Combination Therapy May Prevent Stroke
Results from an international clinical trial of more than 4,880 participants show that combining clopidogrel and aspirin following a small stroke or experiencing minor stroke symptoms decreases the risk of a new stroke, heart attack, or other ischemic event within 90 days. The combination therapy was also associated with an increase in major bleeding, although many of those episodes were nonfatal and did not occur in the brain. The results were published in the New England Journal of Medicine. The study was supported by the National Institute of Neurological Disorders and Stroke (NINDS), a part of NIH.
“These findings are likely to have a global effect on clinical practice, as these drugs are easily available in many hospitals and clinics,” said Walter Koroshetz, MD, Director of NINDS. “As the benefit of the combination was concentrated in the first two weeks, while risk of bleeding was constant over 90 days, it may be especially valuable in acute management of a minor ischemic stroke or transient ischemic attack (TIA).”
The Platelet-Oriented Inhibition in New TIA and Minor Ischemic Stroke (POINT) clinical trial follows an earlier study that showed benefits of this drug combination in a Chinese population. POINT was conducted to see whether the benefits could be expanded to a more diverse group of patients.
The study, led by S. Claiborne Johnston, MD, PhD, Dean and Professor of Neurology at Dell Medical School at the University of Texas at Austin, included patients who had had either a minor stroke or a TIA, in which blood supply to a part of the brain is briefly stopped and can be a risk factor for a larger stroke. Study participants were given clopidogrel and aspirin or aspirin alone to see whether the combination therapy could prevent a larger stroke within three months.
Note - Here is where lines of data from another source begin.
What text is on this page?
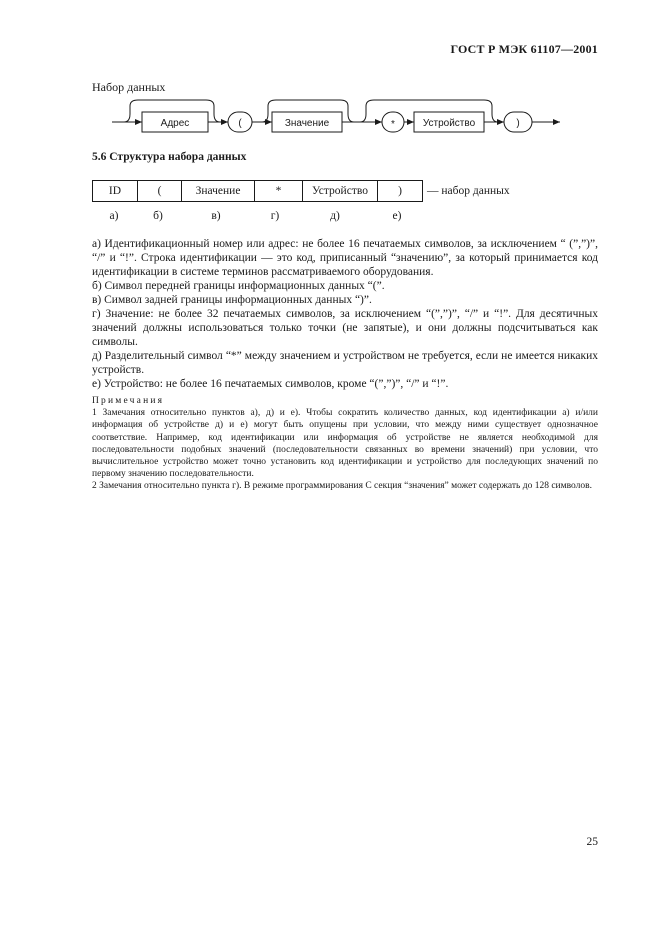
ГОСТ Р МЭК 61107—2001
Набор данных
Адрес	(	Значение	*	Устройство	)
5.6 Структура набора данных
ID	(	Значение	*	Устройство	) — набор данных
а)	б)	в)	г)	д)	е)

а) Идентификационный номер или адрес: не более 16 печатаемых символов, за исключением “ (”,”)”, “/” и “!”. Строка идентификации — это код, приписанный “значению”, за который принимается код идентификации в системе терминов рассматриваемого оборудования.

б) Символ передней границы информационных данных “(”.

в) Символ задней границы информационных данных “)”.

г) Значение: не более 32 печатаемых символов, за исключением “(”,”)”, “/” и “!”. Для десятичных значений должны использоваться только точки (не запятые), и они должны подсчитываться как символы.

д) Разделительный символ “*” между значением и устройством не требуется, если не имеется никаких устройств.

е) Устройство: не более 16 печатаемых символов, кроме “(”,”)”, “/” и “!”.

Примечания

1 Замечания относительно пунктов а), д) и е). Чтобы сократить количество данных, код идентификации а) и/или информация об устройстве д) и е) могут быть опущены при условии, что между ними существует однозначное соответствие. Например, код идентификации или информация об устройстве не является необходимой для последовательности подобных значений (последовательности связанных во времени значений) при условии, что вычислительное устройство может точно установить код идентификации и устройство для последующих значений по первому значению последовательности.

2 Замечания относительно пункта г). В режиме программирования С секция “значения” может содержать до 128 символов.

25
Dr. Johnston’s team found that the combination of clopidogrel and aspirin prevented more ischemic events, such as stroke and heart attack, compared with aspirin alone. The results showed that 5% of patients in the combination therapy group and 6.5% of patients taking only aspirin had such an event within 90 days. The combination therapy was associated with a greater risk of major bleeding or hemorrhage than aspirin alone, however. In the aspirin-only group, 0.4% of patients suffered a major hemorrhage, but 0.9% of patients taking clopidogrel and aspirin had severe bleeding.